Well, the introspection appears to be over, and the results are in. If you were hoping the Democrats might emerge with fresh ideas or new faces, prepare yourself. The party that promised reinvention has apparently decided that what America really needs is a rerun. Same cast. Same script. Different year.
From Axios:
Harris announced many more stops on her tour to promote “107 Days,” her story of her short presidential campaign last year. Tour stops in early 2026 will include the historically critical primary state of South Carolina and cities with many Black voters, including Detroit, Jackson, Miss., Memphis, Tenn., and Montgomery, Ala.
She appeared before the Democratic National Committee. Harris and her husband, Doug Emhoff, mingled with national party officials and state party chairs in Los Angeles this week during the DNC’s winter meeting.
The Definition of Political Insanity
I’m using that phrase intentionally. Because yes, Kamala Harris — the same Kamala Harris who lost to President Trump in both the Electoral College and the popular vote just over a year ago — is reportedly laying the groundwork for another White House run in 2028.
One might think that losing on every possible metric would prompt some humility. Maybe a quiet retirement to write memoirs and collect speaking fees. But this is the modern Democrat Party we’re talking about. Self-awareness isn’t exactly their strong suit.
The book tour stops tell you everything you need to know. South Carolina. Detroit. Memphis. These aren’t vacation destinations. They’re early primary states and cities with significant Black voter populations. Her spokesperson offered the kind of meaningless corporate-speak that Washington insiders mistake for profundity, promising Harris would continue “listening to the American people” and “helping shape the path forward.”
Here’s the thing, though. The American people already spoke. Loudly. Definitively. They chose someone else.
A Convenient Reinvention
What makes this potential campaign even more ridiculous is Harris’s sudden rhetorical transformation. Pay attention to this pivot. The same woman who spent 2024 defending the Biden administration’s record at every turn has now discovered that “both parties have failed to hold the public’s trust.”
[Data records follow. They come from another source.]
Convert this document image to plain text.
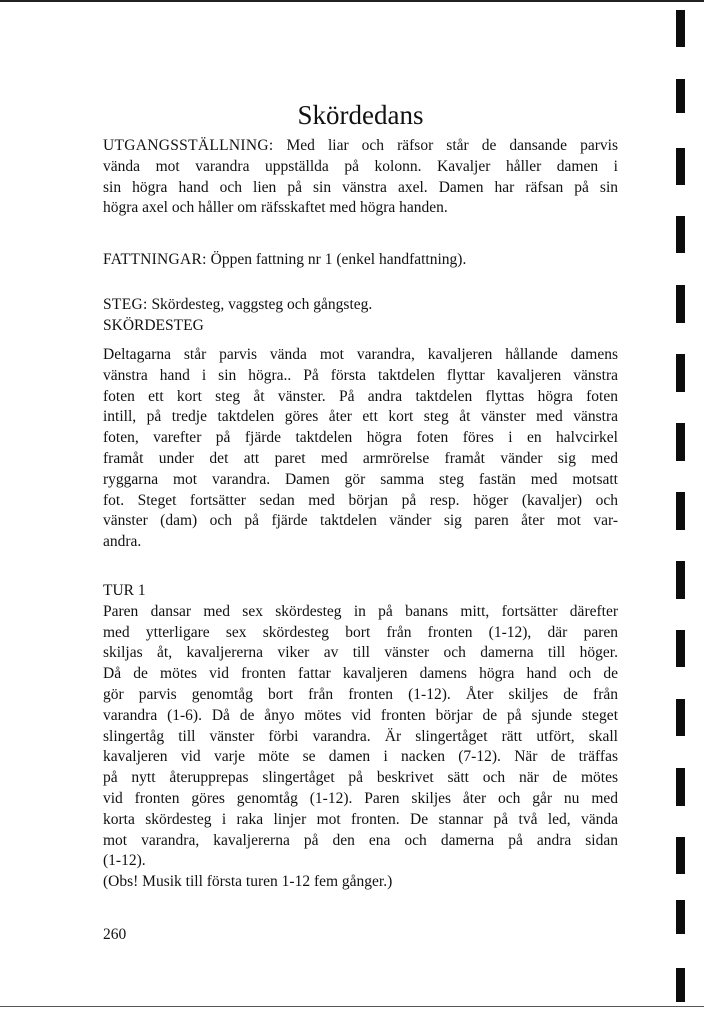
Skördedans
UTGANGSSTÄLLNING: Med liar och räfsor står de dansande parvis
vända mot varandra uppställda på kolonn. Kavaljer håller damen i
sin högra hand och lien på sin vänstra axel. Damen har räfsan på sin
högra axel och håller om räfsskaftet med högra handen.
FATTNINGAR: Öppen fattning nr 1 (enkel handfattning).
STEG: Skördesteg, vaggsteg och gångsteg.
SKÖRDESTEG
Deltagarna står parvis vända mot varandra, kavaljeren hållande damens
vänstra hand i sin högra.. På första taktdelen flyttar kavaljeren vänstra
foten ett kort steg åt vänster. På andra taktdelen flyttas högra foten
intill, på tredje taktdelen göres åter ett kort steg åt vänster med vänstra
foten, varefter på fjärde taktdelen högra foten föres i en halvcirkel
framåt under det att paret med armrörelse framåt vänder sig med
ryggarna mot varandra. Damen gör samma steg fastän med motsatt
fot. Steget fortsätter sedan med början på resp. höger (kavaljer) och
vänster (dam) och på fjärde taktdelen vänder sig paren åter mot var-
andra.
TUR 1
Paren dansar med sex skördesteg in på banans mitt, fortsätter därefter
med ytterligare sex skördesteg bort från fronten (1-12), där paren
skiljas åt, kavaljererna viker av till vänster och damerna till höger.
Då de mötes vid fronten fattar kavaljeren damens högra hand och de
gör parvis genomtåg bort från fronten (1-12). Åter skiljes de från
varandra (1-6). Då de ånyo mötes vid fronten börjar de på sjunde steget
slingertåg till vänster förbi varandra. Är slingertåget rätt utfört, skall
kavaljeren vid varje möte se damen i nacken (7-12). När de träffas
på nytt återupprepas slingertåget på beskrivet sätt och när de mötes
vid fronten göres genomtåg (1-12). Paren skiljes åter och går nu med
korta skördesteg i raka linjer mot fronten. De stannar på två led, vända
mot varandra, kavaljererna på den ena och damerna på andra sidan
(1-12).
(Obs! Musik till första turen 1-12 fem gånger.)
260
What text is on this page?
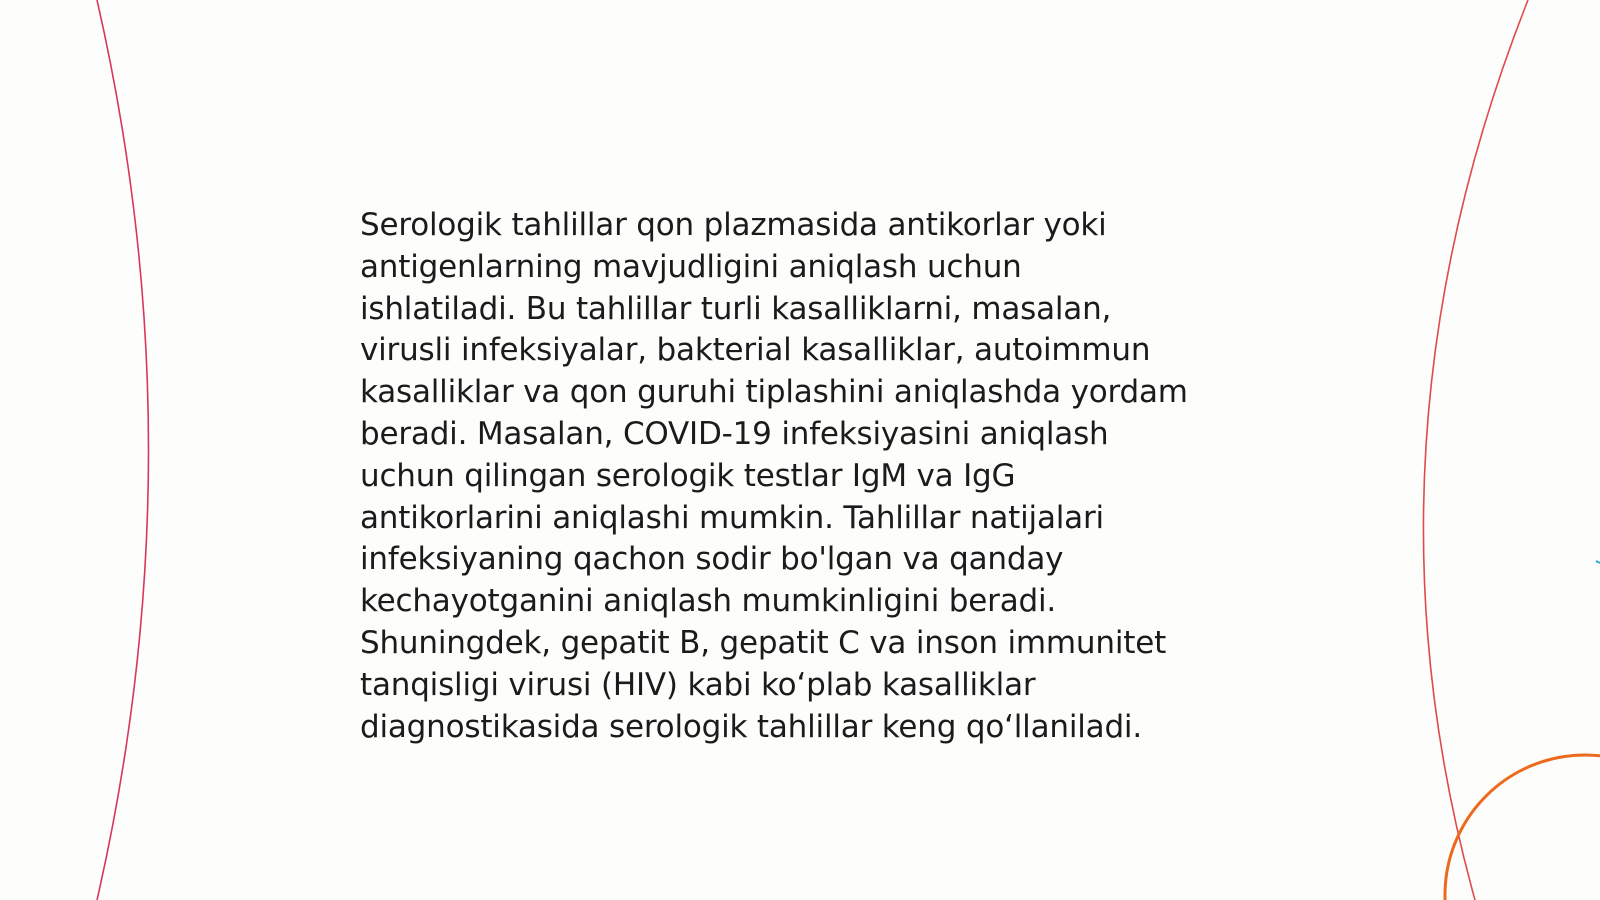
Serologik tahlillar qon plazmasida antikorlar yoki
antigenlarning mavjudligini aniqlash uchun
ishlatiladi. Bu tahlillar turli kasalliklarni, masalan,
virusli infeksiyalar, bakterial kasalliklar, autoimmun
kasalliklar va qon guruhi tiplashini aniqlashda yordam
beradi. Masalan, COVID-19 infeksiyasini aniqlash
uchun qilingan serologik testlar IgM va IgG
antikorlarini aniqlashi mumkin. Tahlillar natijalari
infeksiyaning qachon sodir bo'lgan va qanday
kechayotganini aniqlash mumkinligini beradi.
Shuningdek, gepatit B, gepatit C va inson immunitet
tanqisligi virusi (HIV) kabi ko‘plab kasalliklar
diagnostikasida serologik tahlillar keng qo‘llaniladi.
During her DNC speech, she proclaimed that “government is viewed as fundamentally unable to meet the needs of its people” and that Americans are “ready to break things to force change.” She even called President Trump a mere “symptom” of a bigger problem.
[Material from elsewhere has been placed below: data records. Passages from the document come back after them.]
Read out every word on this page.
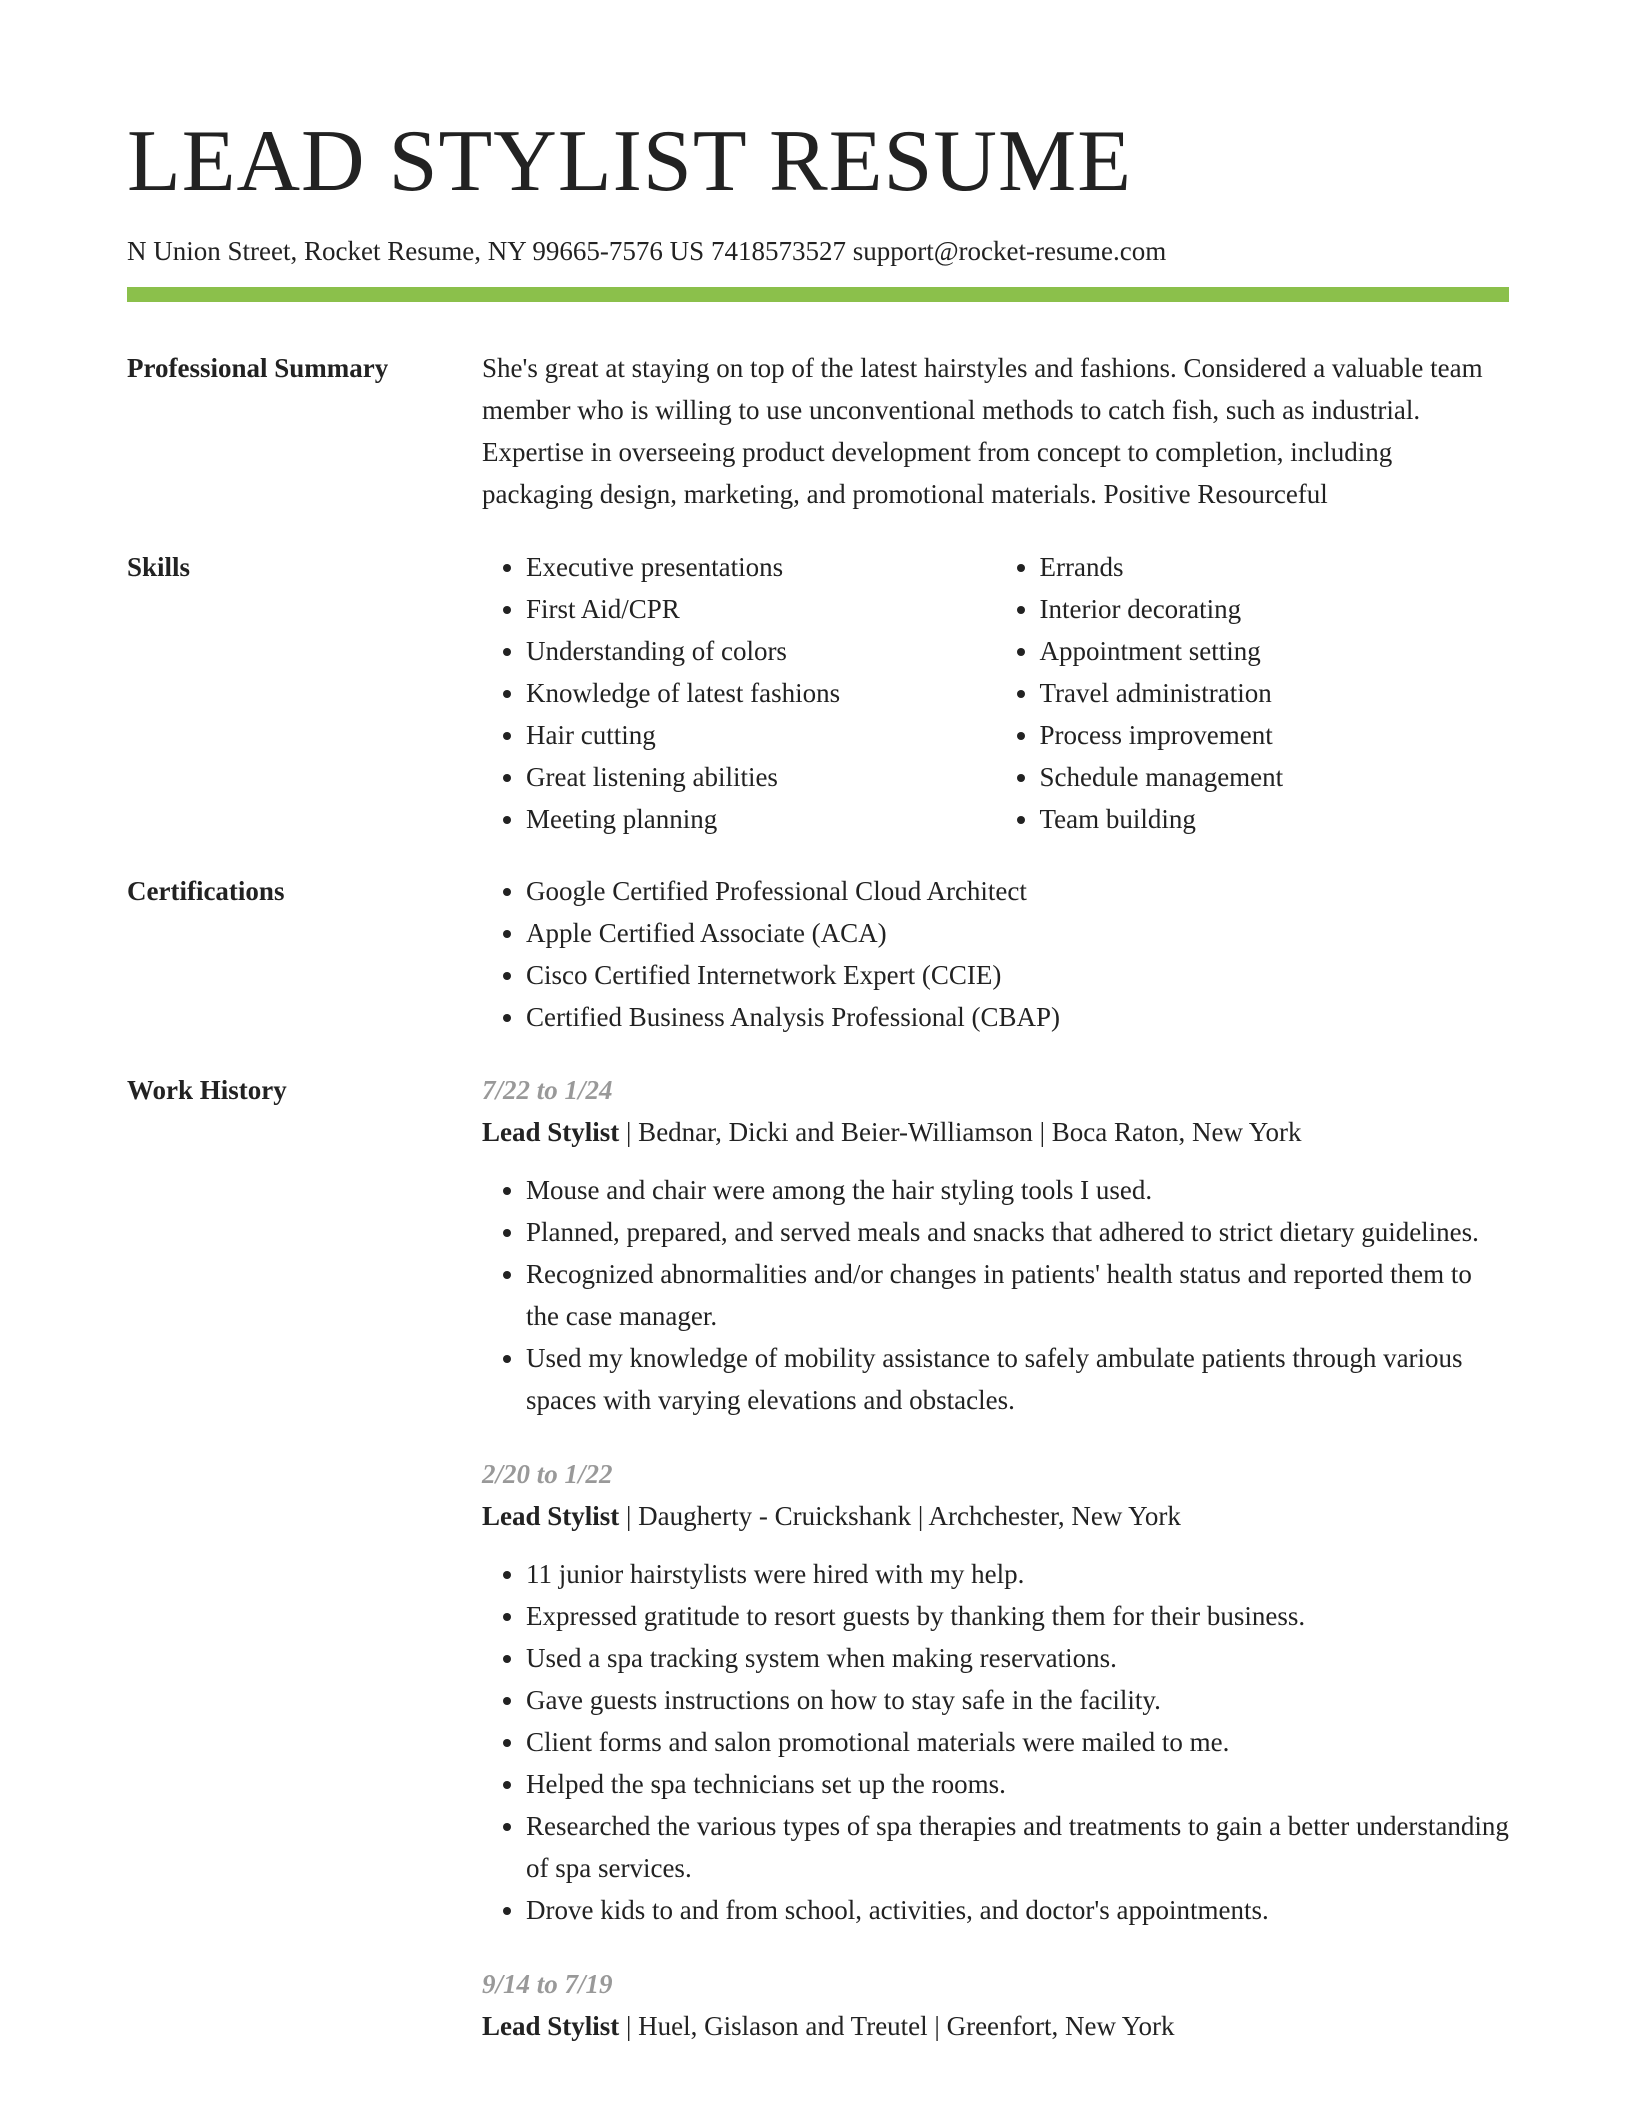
LEAD STYLIST RESUME
N Union Street, Rocket Resume, NY 99665-7576 US 7418573527 support@rocket-resume.com
Professional Summary	She's great at staying on top of the latest hairstyles and fashions. Considered a valuable team member who is willing to use unconventional methods to catch fish, such as industrial. Expertise in overseeing product development from concept to completion, including packaging design, marketing, and promotional materials. Positive Resourceful

Skills	• Executive presentations
• First Aid/CPR
• Understanding of colors
• Knowledge of latest fashions
• Hair cutting
• Great listening abilities
• Meeting planning
• Errands
• Interior decorating
• Appointment setting
• Travel administration
• Process improvement
• Schedule management
• Team building
Certifications	• Google Certified Professional Cloud Architect
• Apple Certified Associate (ACA)
• Cisco Certified Internetwork Expert (CCIE)
• Certified Business Analysis Professional (CBAP)
Work History	7/22 to 1/24
Lead Stylist | Bednar, Dicki and Beier-Williamson | Boca Raton, New York
• Mouse and chair were among the hair styling tools I used.
• Planned, prepared, and served meals and snacks that adhered to strict dietary guidelines.
• Recognized abnormalities and/or changes in patients' health status and reported them to the case manager.
• Used my knowledge of mobility assistance to safely ambulate patients through various spaces with varying elevations and obstacles.
2/20 to 1/22
Lead Stylist | Daugherty - Cruickshank | Archchester, New York
• 11 junior hairstylists were hired with my help.
• Expressed gratitude to resort guests by thanking them for their business.
• Used a spa tracking system when making reservations.
• Gave guests instructions on how to stay safe in the facility.
• Client forms and salon promotional materials were mailed to me.
• Helped the spa technicians set up the rooms.
• Researched the various types of spa therapies and treatments to gain a better understanding of spa services.
• Drove kids to and from school, activities, and doctor's appointments.
9/14 to 7/19
Lead Stylist | Huel, Gislason and Treutel | Greenfort, New York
“We cannot afford to be nostalgic for a flawed system that failed so many,” she added.
This from someone who was quite literally part of that system until January. The audacity is almost admirable. Almost.
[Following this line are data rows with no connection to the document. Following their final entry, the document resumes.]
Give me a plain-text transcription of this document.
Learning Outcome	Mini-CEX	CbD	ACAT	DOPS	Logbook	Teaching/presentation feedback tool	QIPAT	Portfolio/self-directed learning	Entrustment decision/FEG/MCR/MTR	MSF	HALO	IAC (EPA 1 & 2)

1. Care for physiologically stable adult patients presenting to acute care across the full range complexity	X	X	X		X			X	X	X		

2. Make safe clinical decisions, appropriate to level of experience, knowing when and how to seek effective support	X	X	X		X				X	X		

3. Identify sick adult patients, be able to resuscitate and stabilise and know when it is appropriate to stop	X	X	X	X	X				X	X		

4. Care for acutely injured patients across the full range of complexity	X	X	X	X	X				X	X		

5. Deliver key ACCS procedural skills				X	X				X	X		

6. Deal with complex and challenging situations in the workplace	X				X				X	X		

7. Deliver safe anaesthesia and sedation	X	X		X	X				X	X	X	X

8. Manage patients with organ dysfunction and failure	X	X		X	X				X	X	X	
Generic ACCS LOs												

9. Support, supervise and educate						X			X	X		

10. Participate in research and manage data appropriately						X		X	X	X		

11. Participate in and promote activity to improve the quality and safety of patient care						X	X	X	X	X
The DNC faithful ate it up, naturally. When Harris mentioned “the future” during her remarks, someone in the audience reportedly shouted “You!” Unironically. Without a hint of embarrassment. It’s a moment that perfectly encapsulates the hermetically sealed bubble in which these people operate. DNC chair Ken Martin even joked that Doug Emhoff could be the “future first gentleman.” The room laughed. Most of America, I suspect, did not.
A Party Adrift
Harris isn’t the only Democrat eyeing 2028. California Governor Gavin Newsom has been making his own moves. Illinois Governor JB Pritzker recently headlined a DNC fundraiser. The polling data is scattered and contradictory — Harris leads in some national surveys but trails both Newsom and Pete Buttigieg in New Hampshire, that traditionally crucial early state.
But the real story isn’t who’s ahead in meaningless early polls. It’s that the Democrat Party, after all its promised reflection, appears ready to recycle the same candidates and the same ideas that voters just rejected. The roster is limited. The message is incoherent. And the answer to “what went wrong?” seems to be “nothing, really, let’s just try harder.”
Next week, Harris will appear on Jimmy Kimmel’s show. Because when your political brand is struggling, the obvious solution is retreating to late-night television where the questions are pre-approved and the studio audience claps on cue. Bold strategy.
Key Takeaways
- Kamala Harris is positioning for a 2028 presidential run despite losing both the Electoral College and popular vote in 2024.
- Her new “both parties failed” rhetoric directly contradicts her 2024 campaign defending the Biden administration.
- Democrat Party insiders remain enthusiastic while ignoring the clear message voters delivered last year.
- If Harris represents the Democrats’ best hope, conservatives have good reason for optimism heading into 2028.